On Community, Troy Barnes wore a Spider-Man shirt; in 2017, Donald Glover appeared as The Prowler in Spider-Man: Homecoming. On Community, Troy Barnes took part in a Star Wars spoof; in 2018, Donald Glover is Lando Calrissian in Solo: A Star Wars Story. All we're saying is, in 2019, Donald Glover better stay off any boats with LeVar Burton.
Smooth and sophisticated, Captain Lando Calrissian stands ready to retire from the life of a smuggler and instead become
a full-time gambler (or "sportsman," as he calls it), shuffling from card game to card game across the galaxy.
Heh. "Shuffling." Cute. Solo's $114 million opening weekend was below expectations, to which most people would respond "I wish I had the luxury of considering earing $114 million in three days a disappointment," but the YouTube chuds who raged about The Last Jedi having too many female characters held it up as evidence that their calls for a general SW boycott were working. You know, because it couldn't have anything to do with the movie having to come in immediately after Infinity War and Deadpool 2 had already scraped up all the money or that no one was demanding a Teenage Han Solo movie in the first place. No, no, it was all the power of the "true" fans, saving the world from feminsim. Let us tip our trilbys and raise a Mountain Dew Code Red in their honor! The microwave dings. Our taquitos are ready.
So Solo may have been unnecessary, but at least we get a Childish
Gambino figure out of it. And considering the trouble Hasbro's had with some of the likenesses on this line, the toy does look a lot like the real man, from the set of his jaw to his Saw Gerrera haircut. Seriously, was that the style at the time? Universe only has two living black guys in it, and they both go to the same barber. At least this Lando has the right skintone - if last year's Episode V Lando hadn't been a yellowish-gray, you might have gotten to read a review of that by now.

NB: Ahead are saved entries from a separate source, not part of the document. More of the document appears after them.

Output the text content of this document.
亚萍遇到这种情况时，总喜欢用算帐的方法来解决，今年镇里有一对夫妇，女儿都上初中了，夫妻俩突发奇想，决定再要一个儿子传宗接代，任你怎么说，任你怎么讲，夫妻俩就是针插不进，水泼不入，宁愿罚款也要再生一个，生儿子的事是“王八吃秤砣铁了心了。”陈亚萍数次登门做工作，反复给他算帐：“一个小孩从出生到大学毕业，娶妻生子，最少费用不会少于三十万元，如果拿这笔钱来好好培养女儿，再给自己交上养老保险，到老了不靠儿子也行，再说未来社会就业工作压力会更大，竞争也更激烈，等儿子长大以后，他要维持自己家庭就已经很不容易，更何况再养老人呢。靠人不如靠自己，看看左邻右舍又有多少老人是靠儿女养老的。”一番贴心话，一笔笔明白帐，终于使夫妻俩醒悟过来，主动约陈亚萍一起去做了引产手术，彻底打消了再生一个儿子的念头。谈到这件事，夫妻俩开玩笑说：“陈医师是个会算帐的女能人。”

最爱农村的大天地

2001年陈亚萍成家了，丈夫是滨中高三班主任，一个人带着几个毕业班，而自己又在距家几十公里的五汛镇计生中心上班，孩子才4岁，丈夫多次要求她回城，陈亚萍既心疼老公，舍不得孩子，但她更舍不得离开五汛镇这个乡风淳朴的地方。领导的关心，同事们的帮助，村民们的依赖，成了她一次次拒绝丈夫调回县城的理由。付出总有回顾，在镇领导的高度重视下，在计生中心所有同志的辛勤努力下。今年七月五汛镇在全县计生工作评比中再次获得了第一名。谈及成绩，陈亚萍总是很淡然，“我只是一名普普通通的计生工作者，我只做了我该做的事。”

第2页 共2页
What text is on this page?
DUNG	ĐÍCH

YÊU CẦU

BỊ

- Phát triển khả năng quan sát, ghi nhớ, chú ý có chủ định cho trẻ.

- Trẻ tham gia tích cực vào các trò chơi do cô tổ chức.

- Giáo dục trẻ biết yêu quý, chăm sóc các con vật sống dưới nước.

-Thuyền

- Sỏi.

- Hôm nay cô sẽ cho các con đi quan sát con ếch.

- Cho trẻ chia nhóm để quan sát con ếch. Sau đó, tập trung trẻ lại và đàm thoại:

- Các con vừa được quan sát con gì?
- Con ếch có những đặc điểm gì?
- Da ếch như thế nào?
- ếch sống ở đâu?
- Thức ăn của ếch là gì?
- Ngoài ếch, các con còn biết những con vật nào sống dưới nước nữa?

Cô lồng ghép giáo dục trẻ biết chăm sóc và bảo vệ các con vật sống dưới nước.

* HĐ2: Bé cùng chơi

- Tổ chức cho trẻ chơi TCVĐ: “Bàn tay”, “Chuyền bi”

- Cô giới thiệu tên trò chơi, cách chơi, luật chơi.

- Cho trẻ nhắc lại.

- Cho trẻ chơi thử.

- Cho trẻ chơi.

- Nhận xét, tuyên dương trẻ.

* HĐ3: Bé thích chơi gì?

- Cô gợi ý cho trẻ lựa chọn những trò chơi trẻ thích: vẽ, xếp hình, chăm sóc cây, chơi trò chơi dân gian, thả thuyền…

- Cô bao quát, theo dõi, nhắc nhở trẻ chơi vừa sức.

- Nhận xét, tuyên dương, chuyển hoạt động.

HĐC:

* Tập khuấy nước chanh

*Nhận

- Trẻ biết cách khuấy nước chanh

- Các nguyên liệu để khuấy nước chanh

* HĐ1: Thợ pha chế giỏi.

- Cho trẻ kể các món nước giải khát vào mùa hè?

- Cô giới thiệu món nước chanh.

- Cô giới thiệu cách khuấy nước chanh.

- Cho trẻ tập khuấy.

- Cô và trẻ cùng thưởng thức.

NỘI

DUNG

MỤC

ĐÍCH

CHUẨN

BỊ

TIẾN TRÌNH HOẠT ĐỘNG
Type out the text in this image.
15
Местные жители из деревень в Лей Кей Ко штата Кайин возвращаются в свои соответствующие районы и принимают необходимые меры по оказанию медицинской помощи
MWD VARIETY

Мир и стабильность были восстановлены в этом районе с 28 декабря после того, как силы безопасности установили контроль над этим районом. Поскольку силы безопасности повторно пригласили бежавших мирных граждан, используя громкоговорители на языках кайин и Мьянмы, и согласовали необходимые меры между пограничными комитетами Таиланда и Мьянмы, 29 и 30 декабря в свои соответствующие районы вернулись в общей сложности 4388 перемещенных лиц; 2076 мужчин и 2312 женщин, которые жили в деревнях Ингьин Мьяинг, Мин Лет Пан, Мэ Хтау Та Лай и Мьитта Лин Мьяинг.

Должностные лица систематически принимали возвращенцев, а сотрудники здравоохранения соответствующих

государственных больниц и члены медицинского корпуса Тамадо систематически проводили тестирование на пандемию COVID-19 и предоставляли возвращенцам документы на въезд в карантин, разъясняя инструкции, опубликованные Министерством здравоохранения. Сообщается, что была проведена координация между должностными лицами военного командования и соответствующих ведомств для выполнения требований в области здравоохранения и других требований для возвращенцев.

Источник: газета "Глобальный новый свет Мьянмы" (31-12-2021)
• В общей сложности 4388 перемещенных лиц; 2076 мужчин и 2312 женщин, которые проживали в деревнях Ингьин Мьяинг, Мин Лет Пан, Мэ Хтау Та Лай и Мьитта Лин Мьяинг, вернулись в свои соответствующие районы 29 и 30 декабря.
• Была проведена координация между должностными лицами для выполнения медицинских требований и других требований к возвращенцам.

The original Lando was a product of the 1970s blaxploitation films,
basically the same kind of pimp archetype as Sweetback or Superfly. Except in space. Yeah, he was cool and smooth like a bucket of Crisco, but he was also untrustworthy and duplicitous, even to his best friend. Even in a galaxy far, far away, where American ideas about race wouldn't even exist, the black guy is dangerous, shifty, and hyper-sexualized. Blaxploitation films used white America's racial anxieties to create their characters, George Lucas used those characters to create Lando, and Lando dresses the part. He is, as the bio stated, a gambler, and he apparently uses most of his winnings to buy fly clothes.
In a movie that's dominated by earthtones and muted colors,
Lando is wearing a canary yellow shirt with a black lining. The scarf draped around his neck is black with thin white lines that call to mind the interiors of the Death Star, and he of course is wearing a cape: black, with a blue lining. So what, from a costume design standpoint, does this tell us about the character? Well, all the black on the exterior (the shoes, the pants, the cape covering everything) says he's trying to project a sinister air, that he's not a man to be *@^#$ed with, but the bright colors underneath are an enticement: they say "hey, get to know me, I'm not as sinister as I seem." But you've got to be careful, because as the folded-over flap of his shirt reveals, he does keep that darkness pretty close to his heart; it's always there, even when he seems to be lighter.
Lando's articulation is the usual assortment we get with Black Series figures: swivel/hinge ankles, double-hinged knees, swivel thighs, balljointed hips, swivel/hinge wrists, swivel/hinge elbows, and a balljointed chest. The head is on a balljoint, like usual, but he doesn't have a hinge in the neck the way the other toys do; instead, there's a second balljoint at the base of the neck, where it joins the body. Why the change? Possibly so you can move the neck enough to get his scarf around it. What's honestly the most impressive, though, is that despite only having a single hinge in the elbows, the arms still bend as far as anatomically possible. How the heck!?
Beyond the scarf and the cape, Lando is accessorized with a two-piece pistol. It's silver and features a removable silencer(?), and can be holstered on his hip when he's not holding it. You kind of have to wiggle it into or out of the holster (there are straps to fit around the barrel, the back end, and the sight), but it'll stay securely.
Solo is not without its flaws - for one thing, every character is the same here as they were when we met them in the original trilogy, so they don't actually have any arcs to go through. Hell, the damn Millennium Falcon displays more character growth than Han or Lando do, and it's just a ship! They're just placeholders, repeating what we already know like one of those unauthorized fan-film continuations of Star Trek or something. And Donald Glover's Billy-Dee-Williams-as-Lando-Calrissian cosplay is good, but it still feels like somebody pretending to be Lando, not like Lando himself. The movie isn't bad, by any stretch of the imagination (matinee prices FTW!), definitely good enough to make the figures desirable. Just, good luck finding anybody other than The Young Indiana Jones Chronicles.